In the case of Hill v Chief Constable of West Yorkshire [1989] AC 53, brought by the mother of a victim of the ‘Yorkshire Ripper’ Peter Sutcliffe, it was found that the police had no duty towards the murder victim because she was not at any greater risk than other potential victims of Sutcliffe. Thus there was not a relationship of sufficient proximity between the police and the victim, which is a requirement for a duty of care to arise under the common law in negligence, and without which a claim cannot proceed. This case was subsequently broadly interpreted as bestowing immunity on the police in relation to the investigation and prevention of crime. It has been a longstanding barrier to the success of negligence claims in cases where the police have not adequately investigated serious crimes.

Claimants bringing actions against the police have sought recognition of a modified common law duty which reflects the duties of the police under the Human Rights Act in cases such as Michael and others (FC) (Appellants) v The Chief Constable of South Wales Police and another (Respondents) [2015] UKSC 2. However, the courts have consistently upheld Hill and no such equivalent rights under the common law have been recognised.

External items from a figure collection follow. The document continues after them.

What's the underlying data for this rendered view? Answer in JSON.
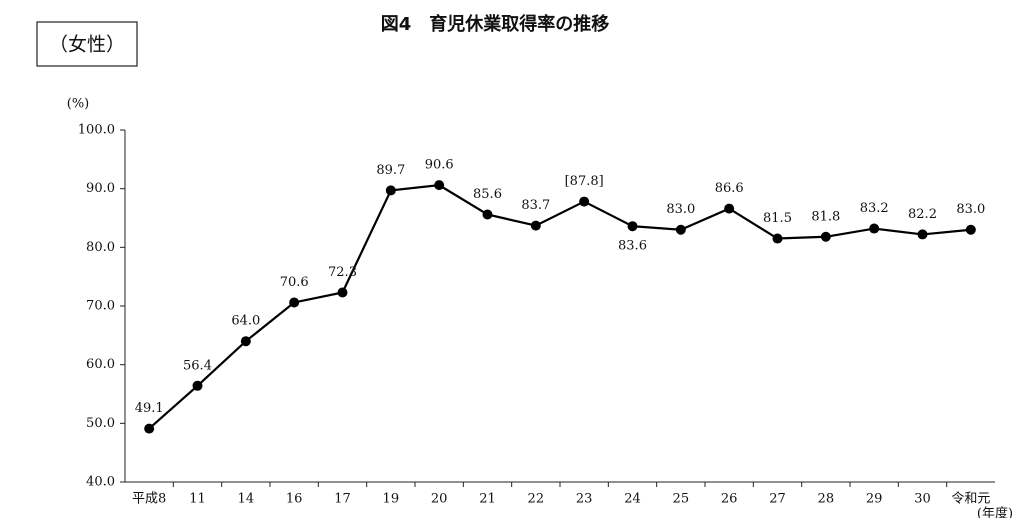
{
  "chart_data": {
    "type": "line",
    "title": "図4　育児休業取得率の推移",
    "label_box": "（女性）",
    "y_unit": "(%)",
    "x_label": "(年度)",
    "categories": [
      "平成8",
      "11",
      "14",
      "16",
      "17",
      "19",
      "20",
      "21",
      "22",
      "23",
      "24",
      "25",
      "26",
      "27",
      "28",
      "29",
      "30",
      "令和元"
    ],
    "series": [
      {
        "color": "#000000",
        "values": [
          49.1,
          56.4,
          64.0,
          70.6,
          72.3,
          89.7,
          90.6,
          85.6,
          83.7,
          87.8,
          83.6,
          83.0,
          86.6,
          81.5,
          81.8,
          83.2,
          82.2,
          83.0
        ],
        "value_labels": [
          "49.1",
          "56.4",
          "64.0",
          "70.6",
          "72.3",
          "89.7",
          "90.6",
          "85.6",
          "83.7",
          "[87.8]",
          "83.6",
          "83.0",
          "86.6",
          "81.5",
          "81.8",
          "83.2",
          "82.2",
          "83.0"
        ]
      }
    ],
    "ylim": [
      40,
      100
    ],
    "yticks": [
      {
        "value": 40,
        "label": "40.0"
      },
      {
        "value": 50,
        "label": "50.0"
      },
      {
        "value": 60,
        "label": "60.0"
      },
      {
        "value": 70,
        "label": "70.0"
      },
      {
        "value": 80,
        "label": "80.0"
      },
      {
        "value": 90,
        "label": "90.0"
      },
      {
        "value": 100,
        "label": "100.0"
      }
    ],
    "grid": false
  }
}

The issue was not directly before the Court in DSD and NBV, though the apparent discrepancy between the Article 3 investigative duties and the absence of such a duty under the common law was addressed in some detail, with the Court finding that the common law and the Human Rights Act should cohere as far as possible and that neither should undermine the other. This was achieved by stressing their different aims; the strategic purpose of the rights contained in the Human Rights Act to secure minimum standards of human rights protection, and the English private law purpose of compensation for loss. The focus is on state compliance with proper standards of protection in a Human Rights Act claim, and thus compliance centres not on the effect on the claimant but rather the overall nature of the investigative steps taken by the State. Other differences flow from this observation; for example, damages are awarded as of right in common law claims, whereas in human rights claims they are at the court’s discretion. As such, human rights and the common law of negligence have different aims, and so can live together.

If this is the approach which is now to be adopted by the courts, this underlines the centrality of the Human Rights Act in bestowing protection to vulnerable victims of serious offences where this protection is not available under the common law. This is particularly poignant given recent criticism, partly arising from the circumstances of the Worboys case and the comparable case of another serial rapist, Kirk Reid, of the ongoing inadequacy of rape investigations and the culture of disbelief which persists among elements within the police.

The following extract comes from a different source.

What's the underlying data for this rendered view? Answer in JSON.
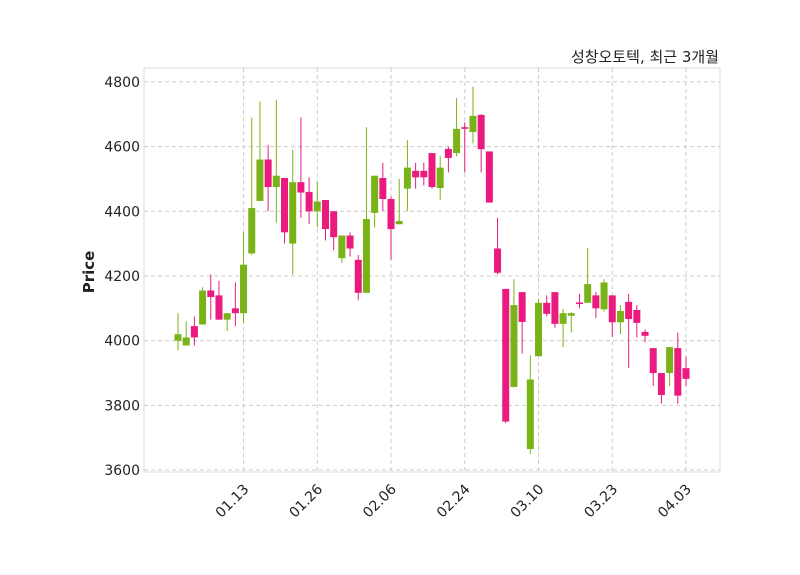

The Metropolitan Police was criticised in the recent report by Dame Elish Angiolini, which raised issues including failures at the early stages of reporting and investigation of sexual offences, as well as stereotyping of complainants and low levels of convictions.

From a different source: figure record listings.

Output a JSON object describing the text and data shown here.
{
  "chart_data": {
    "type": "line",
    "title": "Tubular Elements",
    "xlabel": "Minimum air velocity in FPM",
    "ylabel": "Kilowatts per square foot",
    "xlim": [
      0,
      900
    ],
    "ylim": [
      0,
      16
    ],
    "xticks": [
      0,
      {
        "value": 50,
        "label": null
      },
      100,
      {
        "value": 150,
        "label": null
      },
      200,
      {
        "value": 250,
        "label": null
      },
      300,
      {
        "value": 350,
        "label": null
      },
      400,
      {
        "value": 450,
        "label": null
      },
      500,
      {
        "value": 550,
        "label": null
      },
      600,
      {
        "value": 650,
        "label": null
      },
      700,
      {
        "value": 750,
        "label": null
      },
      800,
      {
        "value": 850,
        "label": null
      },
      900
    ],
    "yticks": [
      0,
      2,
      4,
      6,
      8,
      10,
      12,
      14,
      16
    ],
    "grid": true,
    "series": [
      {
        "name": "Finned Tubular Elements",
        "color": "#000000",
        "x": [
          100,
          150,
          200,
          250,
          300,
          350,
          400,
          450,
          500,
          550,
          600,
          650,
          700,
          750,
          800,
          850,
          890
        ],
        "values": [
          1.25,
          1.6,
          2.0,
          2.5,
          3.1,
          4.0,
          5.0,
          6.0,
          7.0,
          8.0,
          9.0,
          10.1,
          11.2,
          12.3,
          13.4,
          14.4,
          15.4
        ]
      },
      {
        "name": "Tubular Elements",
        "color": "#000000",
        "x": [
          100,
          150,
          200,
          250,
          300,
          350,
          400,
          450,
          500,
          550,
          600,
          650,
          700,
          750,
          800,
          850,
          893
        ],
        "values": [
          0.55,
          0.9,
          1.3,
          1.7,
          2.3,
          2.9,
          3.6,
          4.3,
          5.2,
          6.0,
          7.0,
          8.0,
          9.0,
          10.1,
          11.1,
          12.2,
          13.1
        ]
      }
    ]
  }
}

As was pointed out by the lower court in DSD and NBV, a particularly troubling aspect of the case was that so few of Worboys’ victims complained to the police until after Worboys was arrested; of the more than 80 victims who contacted the police after Worboys’ arrest, over 60 had never reported the incident to the police. The protection offered by Article 3 of the Human Rights Act will in many cases be the only effective means by which rape victims, who have been subject to the dual horror of the ordeal of the attack itself being then compounded by not being believed or taken seriously, can challenge investigative failings by the police.